PM10 değerleri yine saatlik olarak en yüksek Afyon'da 200,86, Aydın'da 325,69, Balıkesir'de 473,32, Balıkesir merkez (MTHM) istasyonunda 420,91, Denizli Merkezefendi'de 433,13, Denizli Bayramyeri'nde 329,25, Manisa'da 70,17 ve Muğla'da 209,52 olarak kayıtlara geçti. 1 Kasım - 7 Aralık arasındaki zaman diliminin 24 saatlik ortalamasına bakıldığında ise PM10 miktarı oranının, Afyon, Balıkesir, Denizli, İzmir Alsancak, Gaziemir ve Şirinyer ile Muğla'da sınır değer olan 50'nin aşıldığı görüldü.
PARTİKÜL MADDE NEDİR?
Partiküler maddeler (PM), hava içerisinde asılı olarak bulunan katı ve sıvı parçacıkların karışımından oluşan, yaygın hava kirletici olarak biliniyor. Partiküler maddelere hem kısa hem de uzun dönemde maruz kalmak, solunum, kalp damar hastalıkları, astım atakları, solunumla ilgili rahatsızlıklar ve akciğer kanserinden ölümlerde artışa yol açıyor. Dünya Sağlık Örgütü, 'PM10' için yıllık sınır değeri 20 mikrogram/metreküp, 24 saatlik sınır değeri ise 50 mikrogram/metreküp olarak belirmiş durumda.

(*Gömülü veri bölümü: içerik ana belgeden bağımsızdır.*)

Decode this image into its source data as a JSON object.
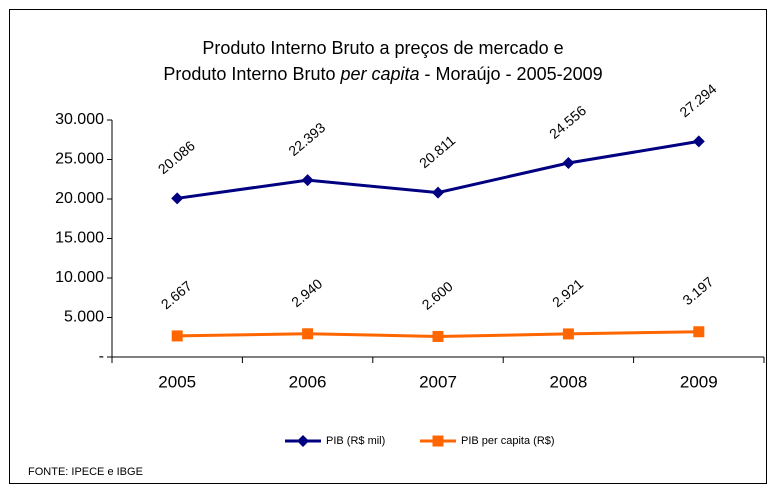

PEKİ ÇÖZÜM ÖNERİLERİ NELER?
Dr. Levent Bilir, hava kirliliğinin önlenmesi için öncelikle rüzgar, güneş, jeotermal ve biyogaz kaynaklı enerji kaynakları ile doğal gazın kullanımının artması gerektiğini ifade etti. Bunun için devletin çeşitli teşvik programları hazırlamasının faydalı olacağını belirten Bilir, "Özellikle göç alan şehirlerde nüfusun artması nedeniyle plansız şehirleşme ve yeşil alanların azalması da hava kirliliği açısından olumsuzluk oluşturuyor. Sanayileşmenin şehre yakın yerlerde bulunması ve trafikteki araç sayısının fazlalığı da hava kirliliğinin insan sağlığı için ciddi problemler oluşturabilecek boyutlara ulaşmasında etken" dedi.

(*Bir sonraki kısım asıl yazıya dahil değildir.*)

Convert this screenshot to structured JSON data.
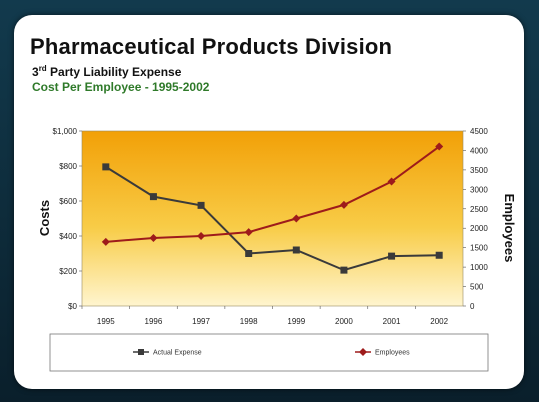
{
  "slide": {
    "title": "Pharmaceutical Products Division",
    "subtitle_ordinal": "3",
    "subtitle_suffix": "rd",
    "subtitle_rest": " Party Liability Expense",
    "subtitle2": "Cost Per Employee - 1995-2002"
  },
  "chart_data": {
    "type": "line",
    "x": [
      "1995",
      "1996",
      "1997",
      "1998",
      "1999",
      "2000",
      "2001",
      "2002"
    ],
    "ylabel": "Costs",
    "y2label": "Employees",
    "ylim": [
      0,
      1000
    ],
    "y2lim": [
      0,
      4500
    ],
    "yticks": [
      "$0",
      "$200",
      "$400",
      "$600",
      "$800",
      "$1,000"
    ],
    "y2ticks": [
      "0",
      "500",
      "1000",
      "1500",
      "2000",
      "2500",
      "3000",
      "3500",
      "4000",
      "4500"
    ],
    "legend_position": "bottom",
    "series": [
      {
        "name": "Actual Expense",
        "axis": "left",
        "color": "#3a3a3a",
        "marker": "square",
        "values": [
          795,
          625,
          575,
          300,
          320,
          205,
          285,
          290
        ]
      },
      {
        "name": "Employees",
        "axis": "right",
        "color": "#9e1b1b",
        "marker": "diamond",
        "values": [
          1650,
          1750,
          1800,
          1900,
          2250,
          2600,
          3200,
          4100
        ]
      }
    ]
  }
}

Meteorolojik etkenlerin de olumsuz etkiyi artırdığını kaydeden Levent Bilir, "Yüksek basınç etkisiyle kirli hava yükselip dağılamadığı için zehirli gazların ve partiküler maddelerin yere doğru çöktüğü gözleniyor. Fosil yakıtların yakılmasıyla, havaya karbon dioksit, karbon monoksit, azot oksit, kükürt dioksit gibi gazlarla birlikte partiküler kirleticiler de yayılıyor. Bilinçsiz yakıt ve kalitesiz kömür kullanımı, doğalgaza geçiş imkanı olup da hala katı yakıt tercih eden merkezi sistem binalar, kaloriferlerin ehil kişiler tarafından yakılmaması, bacalarda filtre sisteminin bulunmaması gibi etkenler de bunu artırıyor" diye konuştu.
Uzmanlar, hava kirliliği azaltmak için yapılması gerekenler şöyle açıkladı:
"Yenilenebilir enerji kaynaklarını kullanmak, kaliteli, ısıl değeri yüksek ve daha az hava kirliliğine neden olacak yakıtları tercih etmek, SO2 ve partikül madde emisyonu oluşturmadığı için jeotermal enerji kullanımını artırmak, sıcak su üretimi için güneş enerjili ısıtma sistemlerini tercih etmek, binalarda ısı yalıtımı yapmak, ortam sıcaklığını gereğinden fazla yükseltmemek, kaloriferlerin eğitimli kişilerce yakılması, periyodik bakım yaptırılması, bacaların zamanında temizliği, kömür depoları ve kaloriferli apartmanların denetim altına alınması ile kalitesiz yakıt kullanımını engellemek, mümkünse doğalgaz dönüşümlerini sağlamak, şehirdeki yeşil alanları genişletmek, enerjiyi verimli ve tasarruflu kullanmak."